Thursday, May 02, 2013

Ignoring History

In today’s WSJ, Tom Acitelli explains how two key government actions helped ignite the United States Beer Revolution. The first was a tax cut passed with a Republican in the White House:

The story of the U.S. ascent to the top tier of world beer began in the late 1970s, when brewing was liberated from government taxation and regulation that had held it back since Prohibition.

In 1976, Henry King, a gregarious World War II hero whose favorite drink was a whiskey-based Rob Roy, trained the attention of his U.S. Brewers Association, the industry's biggest trade group, on Congress. The brewing industry had been trying unsuccessfully for years to get Washington to lower excise taxes on beer produced by smaller brewers.

King was determined to change things. In an impressive feat of bridge-building, he lined up support from the industry's labor unions as well as its owners. Steelworker and glassworker unions called in favors; the big brewery owners wrote personal checks. These owners, whose excise taxes would remain the same, figured that by helping their smaller brethren, they would ultimately help themselves by inspiring more beer consumption in an American alcohol market suddenly awash with California wines.

Brewer Peter Stroh—whose family name was a mainstay of Midwestern beer—lobbied a fellow Michigander, President Gerald Ford, to sign the bill that King's efforts finally steered through Congress. H.R. 3605 cut the federal excise tax on beer to $7 from $9 per barrel on the first 60,000 barrels produced, so long as a brewery produced no more than two million barrels annually. (There were few breweries that did, which was another reason King's association went to bat for the tax cut.)

The tax cut unleashed a revolution in American brewing. Hundreds of smaller breweries began to open across the country selling what came to be called craft beer. But as significant as the numbers was the rise of American brewers and consumers as the industry's tastemakers. Nowadays, craft-beer startups in places like France, Italy and Japan are less likely to look for inspiration in the traditional pilsners and heavy ales of Northern Europe than in the hopped-up India pale ales of California and the smooth bitters of New England.


The second was deregulation under a Democratic president:

Gradually, though, the secretive home brewers grew bolder. In the 1970s—about when Henry King was lobbying Congress to cut the beer tax—home-brewing clubs in California, where America's craft-beer revolution began, joined with trade groups representing the winemaking shops that sold home-brewing supplies. They lobbied California Sen. Alan Cranston to introduce legislation legalizing home-brewing at the federal level.

Cranston introduced legislation that was reconciled with a House bill in August 1978. President Carter signed the law that October, and it took effect the following February. Home-brewing of up to 200 gallons a year per household was suddenly permitted.
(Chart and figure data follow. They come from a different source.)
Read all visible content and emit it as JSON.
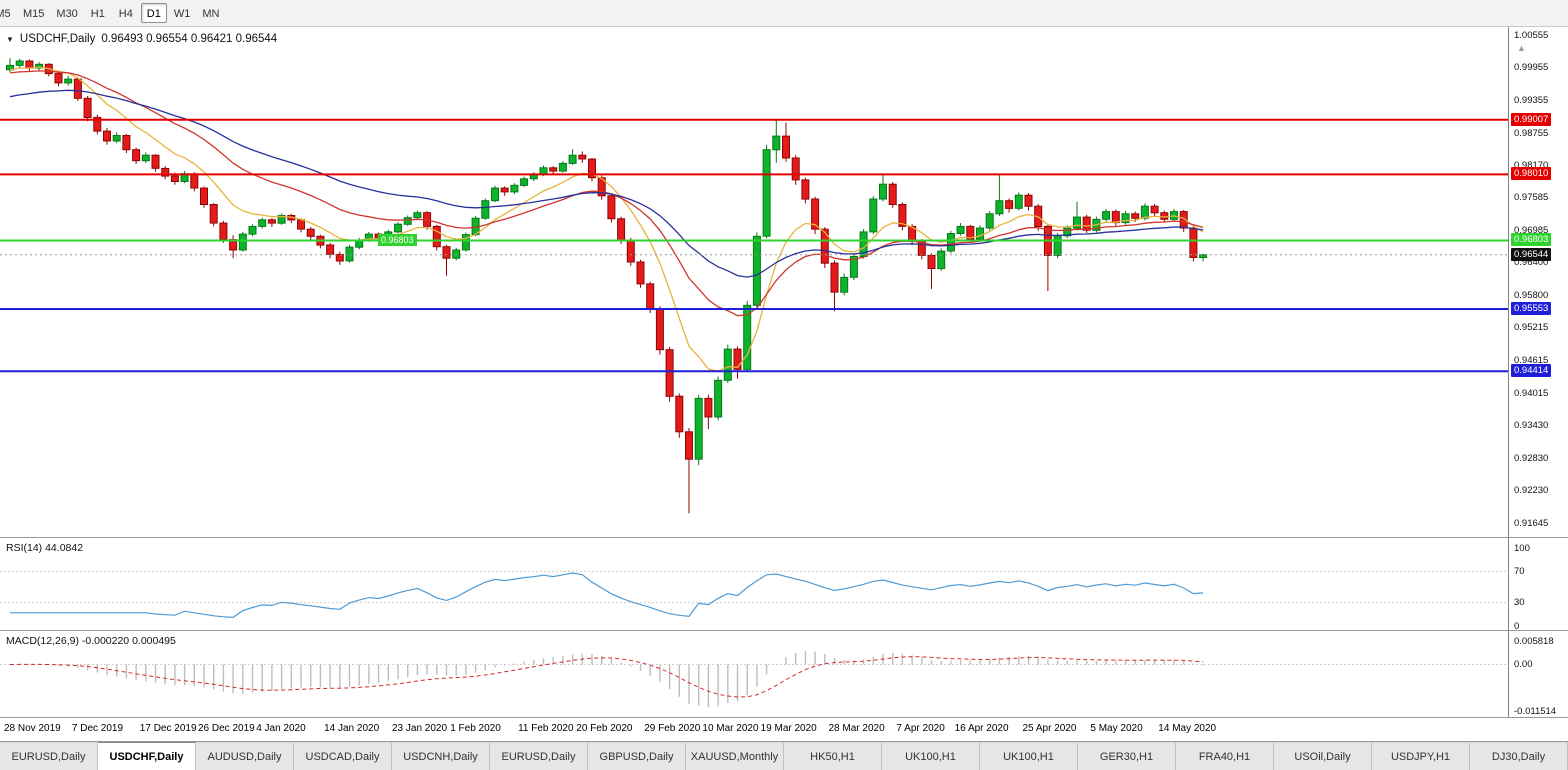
{
  "toolbar": {
    "timeframes": [
      "M5",
      "M15",
      "M30",
      "H1",
      "H4",
      "D1",
      "W1",
      "MN"
    ],
    "active": "D1"
  },
  "chart_header": {
    "symbol": "USDCHF,Daily",
    "ohlc": "0.96493 0.96554 0.96421 0.96544"
  },
  "colors": {
    "bull": "#0cb32b",
    "bull_border": "#067a1a",
    "bear": "#e31b1b",
    "bear_border": "#8f0404",
    "ma_fast": "#e8b33c",
    "ma_mid": "#d0342c",
    "ma_slow": "#28309c",
    "level_red": "#e40000",
    "level_green": "#2fd32f",
    "level_blue": "#1f1fd9",
    "current_badge": "#101010",
    "rsi_line": "#4f9bd5",
    "macd_hist": "#bdbdbd",
    "macd_signal": "#d92626"
  },
  "chart_data": {
    "type": "candlestick",
    "symbol": "USDCHF",
    "timeframe": "Daily",
    "last_ohlc": {
      "open": 0.96493,
      "high": 0.96554,
      "low": 0.96421,
      "close": 0.96544
    },
    "y_axis_range": {
      "max": 1.00555,
      "min": 0.91645
    },
    "y_axis_ticks": [
      "1.00555",
      "0.99955",
      "0.99355",
      "0.98755",
      "0.98170",
      "0.97585",
      "0.96985",
      "0.96400",
      "0.95800",
      "0.95215",
      "0.94615",
      "0.94015",
      "0.93430",
      "0.92830",
      "0.92230",
      "0.91645"
    ],
    "x_labels": [
      {
        "text": "28 Nov 2019",
        "i": 0
      },
      {
        "text": "7 Dec 2019",
        "i": 7
      },
      {
        "text": "17 Dec 2019",
        "i": 14
      },
      {
        "text": "26 Dec 2019",
        "i": 20
      },
      {
        "text": "4 Jan 2020",
        "i": 26
      },
      {
        "text": "14 Jan 2020",
        "i": 33
      },
      {
        "text": "23 Jan 2020",
        "i": 40
      },
      {
        "text": "1 Feb 2020",
        "i": 46
      },
      {
        "text": "11 Feb 2020",
        "i": 53
      },
      {
        "text": "20 Feb 2020",
        "i": 59
      },
      {
        "text": "29 Feb 2020",
        "i": 66
      },
      {
        "text": "10 Mar 2020",
        "i": 72
      },
      {
        "text": "19 Mar 2020",
        "i": 78
      },
      {
        "text": "28 Mar 2020",
        "i": 85
      },
      {
        "text": "7 Apr 2020",
        "i": 92
      },
      {
        "text": "16 Apr 2020",
        "i": 98
      },
      {
        "text": "25 Apr 2020",
        "i": 105
      },
      {
        "text": "5 May 2020",
        "i": 112
      },
      {
        "text": "14 May 2020",
        "i": 119
      }
    ],
    "levels": [
      {
        "price": 0.99007,
        "label": "0.99007",
        "kind": "resistance",
        "color_key": "level_red"
      },
      {
        "price": 0.9801,
        "label": "0.98010",
        "kind": "resistance",
        "color_key": "level_red"
      },
      {
        "price": 0.96803,
        "label": "0.96803",
        "kind": "support",
        "color_key": "level_green",
        "inline_label_x": 378
      },
      {
        "price": 0.95553,
        "label": "0.95553",
        "kind": "support",
        "color_key": "level_blue"
      },
      {
        "price": 0.94414,
        "label": "0.94414",
        "kind": "support",
        "color_key": "level_blue"
      }
    ],
    "current_price": {
      "value": 0.96544,
      "label": "0.96544"
    },
    "indicators": {
      "rsi": {
        "label": "RSI(14) 44.0842",
        "period": 14,
        "value": "44.0842",
        "axis_labels": [
          "100",
          "70",
          "30",
          "0"
        ],
        "guide_levels": [
          70,
          30
        ]
      },
      "macd": {
        "label": "MACD(12,26,9) -0.000220 0.000495",
        "values": "-0.000220 0.000495",
        "axis_labels": [
          "0.005818",
          "0.00",
          "-0.011514"
        ],
        "axis_max": 0.005818,
        "axis_min": -0.011514
      }
    },
    "candles": [
      [
        0.9992,
        1.0013,
        0.9988,
        1.0
      ],
      [
        1.0,
        1.0012,
        0.9994,
        1.0008
      ],
      [
        1.0008,
        1.0011,
        0.999,
        0.9995
      ],
      [
        0.9995,
        1.0006,
        0.9991,
        1.0002
      ],
      [
        1.0002,
        1.0004,
        0.998,
        0.9985
      ],
      [
        0.9985,
        0.9989,
        0.9962,
        0.9968
      ],
      [
        0.9968,
        0.9981,
        0.9963,
        0.9975
      ],
      [
        0.9975,
        0.9978,
        0.9935,
        0.994
      ],
      [
        0.994,
        0.9944,
        0.9898,
        0.9905
      ],
      [
        0.9905,
        0.991,
        0.9874,
        0.988
      ],
      [
        0.988,
        0.9886,
        0.9855,
        0.9862
      ],
      [
        0.9862,
        0.9878,
        0.9858,
        0.9872
      ],
      [
        0.9872,
        0.9875,
        0.984,
        0.9846
      ],
      [
        0.9846,
        0.985,
        0.982,
        0.9826
      ],
      [
        0.9826,
        0.9841,
        0.9822,
        0.9836
      ],
      [
        0.9836,
        0.9838,
        0.9806,
        0.9812
      ],
      [
        0.9812,
        0.9816,
        0.9792,
        0.9798
      ],
      [
        0.9798,
        0.9804,
        0.9782,
        0.9788
      ],
      [
        0.9788,
        0.9807,
        0.9785,
        0.9802
      ],
      [
        0.9802,
        0.9805,
        0.977,
        0.9776
      ],
      [
        0.9776,
        0.9779,
        0.974,
        0.9746
      ],
      [
        0.9746,
        0.9749,
        0.9706,
        0.9712
      ],
      [
        0.9712,
        0.9716,
        0.9676,
        0.9682
      ],
      [
        0.9682,
        0.969,
        0.9648,
        0.9663
      ],
      [
        0.9663,
        0.9696,
        0.966,
        0.9692
      ],
      [
        0.9692,
        0.971,
        0.9688,
        0.9706
      ],
      [
        0.9706,
        0.9722,
        0.9702,
        0.9718
      ],
      [
        0.9718,
        0.9721,
        0.9705,
        0.9712
      ],
      [
        0.9712,
        0.973,
        0.9709,
        0.9726
      ],
      [
        0.9726,
        0.9729,
        0.9712,
        0.9718
      ],
      [
        0.9718,
        0.9721,
        0.9695,
        0.9701
      ],
      [
        0.9701,
        0.9705,
        0.9682,
        0.9688
      ],
      [
        0.9688,
        0.9691,
        0.9666,
        0.9672
      ],
      [
        0.9672,
        0.9676,
        0.9648,
        0.9655
      ],
      [
        0.9655,
        0.966,
        0.9636,
        0.9643
      ],
      [
        0.9643,
        0.9672,
        0.964,
        0.9668
      ],
      [
        0.9668,
        0.9685,
        0.9664,
        0.9681
      ],
      [
        0.9681,
        0.9696,
        0.9678,
        0.9692
      ],
      [
        0.9692,
        0.9695,
        0.9679,
        0.9685
      ],
      [
        0.9685,
        0.97,
        0.9682,
        0.9696
      ],
      [
        0.9696,
        0.9714,
        0.9693,
        0.971
      ],
      [
        0.971,
        0.9726,
        0.9707,
        0.9722
      ],
      [
        0.9722,
        0.9735,
        0.9718,
        0.9731
      ],
      [
        0.9731,
        0.9734,
        0.97,
        0.9706
      ],
      [
        0.9706,
        0.9709,
        0.9662,
        0.9669
      ],
      [
        0.9669,
        0.9672,
        0.9616,
        0.9648
      ],
      [
        0.9648,
        0.9667,
        0.9644,
        0.9663
      ],
      [
        0.9663,
        0.9695,
        0.966,
        0.9691
      ],
      [
        0.9691,
        0.9725,
        0.9688,
        0.9721
      ],
      [
        0.9721,
        0.9757,
        0.9718,
        0.9753
      ],
      [
        0.9753,
        0.978,
        0.975,
        0.9776
      ],
      [
        0.9776,
        0.9779,
        0.9762,
        0.9769
      ],
      [
        0.9769,
        0.9785,
        0.9765,
        0.9781
      ],
      [
        0.9781,
        0.9797,
        0.9778,
        0.9793
      ],
      [
        0.9793,
        0.9805,
        0.9789,
        0.9801
      ],
      [
        0.9801,
        0.9817,
        0.9798,
        0.9813
      ],
      [
        0.9813,
        0.9816,
        0.9801,
        0.9807
      ],
      [
        0.9807,
        0.9825,
        0.9804,
        0.9821
      ],
      [
        0.9821,
        0.9847,
        0.9818,
        0.9836
      ],
      [
        0.9836,
        0.9843,
        0.9822,
        0.9829
      ],
      [
        0.9829,
        0.9831,
        0.9788,
        0.9795
      ],
      [
        0.9795,
        0.9799,
        0.9755,
        0.9762
      ],
      [
        0.9762,
        0.9766,
        0.9713,
        0.972
      ],
      [
        0.972,
        0.9724,
        0.9674,
        0.9681
      ],
      [
        0.9681,
        0.9685,
        0.9634,
        0.9641
      ],
      [
        0.9641,
        0.9645,
        0.9594,
        0.9601
      ],
      [
        0.9601,
        0.9605,
        0.9548,
        0.9556
      ],
      [
        0.9556,
        0.956,
        0.9472,
        0.9481
      ],
      [
        0.9481,
        0.9486,
        0.9386,
        0.9396
      ],
      [
        0.9396,
        0.9401,
        0.932,
        0.9331
      ],
      [
        0.9331,
        0.9338,
        0.9182,
        0.9281
      ],
      [
        0.9281,
        0.9398,
        0.927,
        0.9392
      ],
      [
        0.9392,
        0.9399,
        0.9336,
        0.9358
      ],
      [
        0.9358,
        0.9432,
        0.9352,
        0.9425
      ],
      [
        0.9425,
        0.949,
        0.942,
        0.9482
      ],
      [
        0.9482,
        0.9487,
        0.9428,
        0.9445
      ],
      [
        0.9445,
        0.957,
        0.944,
        0.9562
      ],
      [
        0.9562,
        0.9695,
        0.9556,
        0.9688
      ],
      [
        0.9688,
        0.9855,
        0.9684,
        0.9846
      ],
      [
        0.9846,
        0.9901,
        0.9822,
        0.9871
      ],
      [
        0.9871,
        0.9896,
        0.9824,
        0.9831
      ],
      [
        0.9831,
        0.9836,
        0.9782,
        0.9791
      ],
      [
        0.9791,
        0.9795,
        0.9748,
        0.9756
      ],
      [
        0.9756,
        0.976,
        0.9692,
        0.9701
      ],
      [
        0.9701,
        0.9705,
        0.963,
        0.9639
      ],
      [
        0.9639,
        0.9644,
        0.9551,
        0.9586
      ],
      [
        0.9586,
        0.962,
        0.958,
        0.9613
      ],
      [
        0.9613,
        0.9656,
        0.9608,
        0.9651
      ],
      [
        0.9651,
        0.9701,
        0.9647,
        0.9696
      ],
      [
        0.9696,
        0.9761,
        0.9692,
        0.9756
      ],
      [
        0.9756,
        0.98,
        0.9752,
        0.9783
      ],
      [
        0.9783,
        0.9787,
        0.974,
        0.9746
      ],
      [
        0.9746,
        0.975,
        0.9699,
        0.9706
      ],
      [
        0.9706,
        0.971,
        0.9672,
        0.9679
      ],
      [
        0.9679,
        0.9683,
        0.9646,
        0.9653
      ],
      [
        0.9653,
        0.9657,
        0.9592,
        0.9629
      ],
      [
        0.9629,
        0.9666,
        0.9625,
        0.9661
      ],
      [
        0.9661,
        0.9698,
        0.9657,
        0.9693
      ],
      [
        0.9693,
        0.9712,
        0.9689,
        0.9706
      ],
      [
        0.9706,
        0.9709,
        0.9676,
        0.9683
      ],
      [
        0.9683,
        0.9708,
        0.9679,
        0.9703
      ],
      [
        0.9703,
        0.9734,
        0.9699,
        0.9729
      ],
      [
        0.9729,
        0.98,
        0.9725,
        0.9753
      ],
      [
        0.9753,
        0.9757,
        0.9731,
        0.9739
      ],
      [
        0.9739,
        0.9768,
        0.9735,
        0.9763
      ],
      [
        0.9763,
        0.9767,
        0.9735,
        0.9743
      ],
      [
        0.9743,
        0.9747,
        0.9698,
        0.9706
      ],
      [
        0.9706,
        0.971,
        0.9588,
        0.9653
      ],
      [
        0.9653,
        0.9694,
        0.9648,
        0.9689
      ],
      [
        0.9689,
        0.9708,
        0.9685,
        0.9703
      ],
      [
        0.9703,
        0.9751,
        0.9699,
        0.9723
      ],
      [
        0.9723,
        0.9727,
        0.9694,
        0.9699
      ],
      [
        0.9699,
        0.9724,
        0.9695,
        0.9719
      ],
      [
        0.9719,
        0.9738,
        0.9715,
        0.9733
      ],
      [
        0.9733,
        0.9737,
        0.9707,
        0.9713
      ],
      [
        0.9713,
        0.9734,
        0.9709,
        0.9729
      ],
      [
        0.9729,
        0.9733,
        0.9714,
        0.9721
      ],
      [
        0.9721,
        0.9748,
        0.9717,
        0.9743
      ],
      [
        0.9743,
        0.9747,
        0.9725,
        0.9731
      ],
      [
        0.9731,
        0.9735,
        0.9713,
        0.9719
      ],
      [
        0.9719,
        0.9738,
        0.9715,
        0.9733
      ],
      [
        0.9733,
        0.9736,
        0.9696,
        0.9703
      ],
      [
        0.9703,
        0.9707,
        0.9642,
        0.96493
      ],
      [
        0.96493,
        0.96554,
        0.96421,
        0.96544
      ]
    ]
  },
  "tabs": {
    "items": [
      {
        "label": "EURUSD,Daily",
        "active": false
      },
      {
        "label": "USDCHF,Daily",
        "active": true
      },
      {
        "label": "AUDUSD,Daily",
        "active": false
      },
      {
        "label": "USDCAD,Daily",
        "active": false
      },
      {
        "label": "USDCNH,Daily",
        "active": false
      },
      {
        "label": "EURUSD,Daily",
        "active": false
      },
      {
        "label": "GBPUSD,Daily",
        "active": false
      },
      {
        "label": "XAUUSD,Monthly",
        "active": false
      },
      {
        "label": "HK50,H1",
        "active": false
      },
      {
        "label": "UK100,H1",
        "active": false
      },
      {
        "label": "UK100,H1",
        "active": false
      },
      {
        "label": "GER30,H1",
        "active": false
      },
      {
        "label": "FRA40,H1",
        "active": false
      },
      {
        "label": "USOil,Daily",
        "active": false
      },
      {
        "label": "USDJPY,H1",
        "active": false
      },
      {
        "label": "DJ30,Daily",
        "active": false
      }
    ]
  }
}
Following the federal example, state legislatures also began rewriting their bans on home-brewing, and it is legal now in every state except Alabama. The result: Home-brewing took off, helping to spur the movement toward craft beer that had been touched off by the beer tax reduction. The beer industry swelled in the 1980s and 1990s, producing thousands of jobs and tens of millions of dollars in annual tax revenue.
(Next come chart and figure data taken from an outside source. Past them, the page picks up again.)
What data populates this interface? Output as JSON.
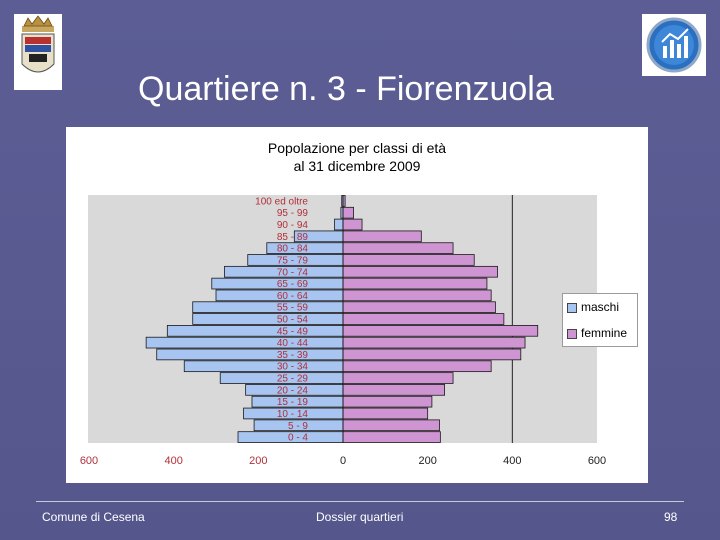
{
  "slide": {
    "title": "Quartiere n. 3 - Fiorenzuola",
    "footer_left": "Comune di Cesena",
    "footer_center": "Dossier quartieri",
    "page_number": "98"
  },
  "colors": {
    "background": "#5b5d94",
    "maschi": "#a8c4f0",
    "femmine": "#cf94d2",
    "label_color": "#b0303a"
  },
  "chart_data": {
    "type": "bar",
    "orientation": "horizontal",
    "title": "Popolazione per classi di età",
    "subtitle": "al 31 dicembre 2009",
    "categories": [
      "0 - 4",
      "5 - 9",
      "10 - 14",
      "15 - 19",
      "20 - 24",
      "25 - 29",
      "30 - 34",
      "35 - 39",
      "40 - 44",
      "45 - 49",
      "50 - 54",
      "55 - 59",
      "60 - 64",
      "65 - 69",
      "70 - 74",
      "75 - 79",
      "80 - 84",
      "85 - 89",
      "90 - 94",
      "95 - 99",
      "100 ed oltre"
    ],
    "series": [
      {
        "name": "maschi",
        "values": [
          248,
          210,
          235,
          215,
          230,
          290,
          375,
          440,
          465,
          415,
          355,
          355,
          300,
          310,
          280,
          225,
          180,
          115,
          20,
          5,
          3
        ]
      },
      {
        "name": "femmine",
        "values": [
          230,
          228,
          200,
          210,
          240,
          260,
          350,
          420,
          430,
          460,
          380,
          360,
          350,
          340,
          365,
          310,
          260,
          185,
          45,
          25,
          5
        ]
      }
    ],
    "xlim": [
      -600,
      600
    ],
    "xticks": [
      "600",
      "400",
      "200",
      "0",
      "200",
      "400",
      "600"
    ],
    "grid": false,
    "reference_line_x": 400,
    "legend_position": "right"
  }
}
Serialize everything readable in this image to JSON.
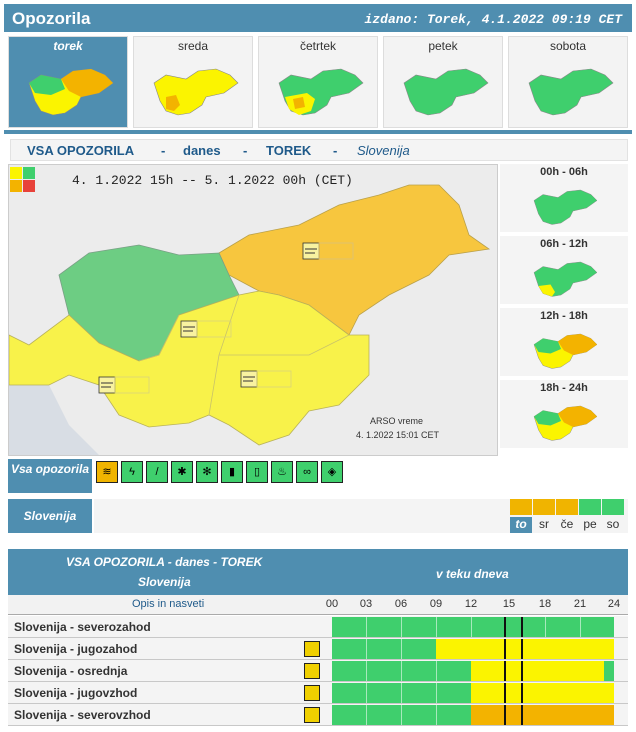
{
  "header": {
    "title": "Opozorila",
    "issued": "izdano: Torek, 4.1.2022 09:19 CET"
  },
  "days": [
    {
      "label": "torek",
      "selected": true
    },
    {
      "label": "sreda",
      "selected": false
    },
    {
      "label": "četrtek",
      "selected": false
    },
    {
      "label": "petek",
      "selected": false
    },
    {
      "label": "sobota",
      "selected": false
    }
  ],
  "section": {
    "all": "VSA OPOZORILA",
    "dash": "-",
    "today": "danes",
    "day": "TOREK",
    "region": "Slovenija"
  },
  "map": {
    "range": "4. 1.2022 15h  --  5. 1.2022 00h  (CET)",
    "source": "ARSO vreme",
    "timestamp": "4. 1.2022  15:01 CET"
  },
  "periods": [
    "00h - 06h",
    "06h - 12h",
    "12h - 18h",
    "18h - 24h"
  ],
  "type_label": "Vsa opozorila",
  "type_icons": [
    "wind-icon",
    "thunderstorm-icon",
    "rain-icon",
    "snow-icon",
    "snow-rain-icon",
    "high-temp-icon",
    "low-temp-icon",
    "fire-icon",
    "fog-icon",
    "ice-icon"
  ],
  "region_label": "Slovenija",
  "day_short": [
    "to",
    "sr",
    "če",
    "pe",
    "so"
  ],
  "day_short_colors": [
    "#f0b400",
    "#f0b400",
    "#f0b400",
    "#3fcf6d",
    "#3fcf6d"
  ],
  "table": {
    "title": "VSA OPOZORILA - danes - TOREK",
    "subtitle": "Slovenija",
    "during": "v teku dneva",
    "desc_header": "Opis in nasveti",
    "hours": [
      "00",
      "03",
      "06",
      "09",
      "12",
      "15",
      "18",
      "21",
      "24"
    ],
    "rows": [
      {
        "name": "Slovenija - severozahod",
        "icon": false
      },
      {
        "name": "Slovenija - jugozahod",
        "icon": true
      },
      {
        "name": "Slovenija - osrednja",
        "icon": true
      },
      {
        "name": "Slovenija - jugovzhod",
        "icon": true
      },
      {
        "name": "Slovenija - severovzhod",
        "icon": true
      }
    ]
  },
  "colors": {
    "green": "#3fcf6d",
    "yellow": "#fbf400",
    "orange": "#f3b300",
    "header": "#4f8eb0"
  }
}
The rise of American beer wasn't an accident. It was spurred by efforts to cut taxes and regulation that unleashed entrepreneurship. Too bad Washington doesn't raise a toast to that idea more often.


Indeed. Here in Minnesota we’re actually seeing a move in the other direction as recent proposals by Democratic legislators would actually significantly increase the tax burden on brewers in the state. Minnesota was a bit late to the craft beer revolution, but it’s now in full swing here. It would be a shame if the DFL’s insatiable hunger for more revenue stifles the growth of an industry on the rise.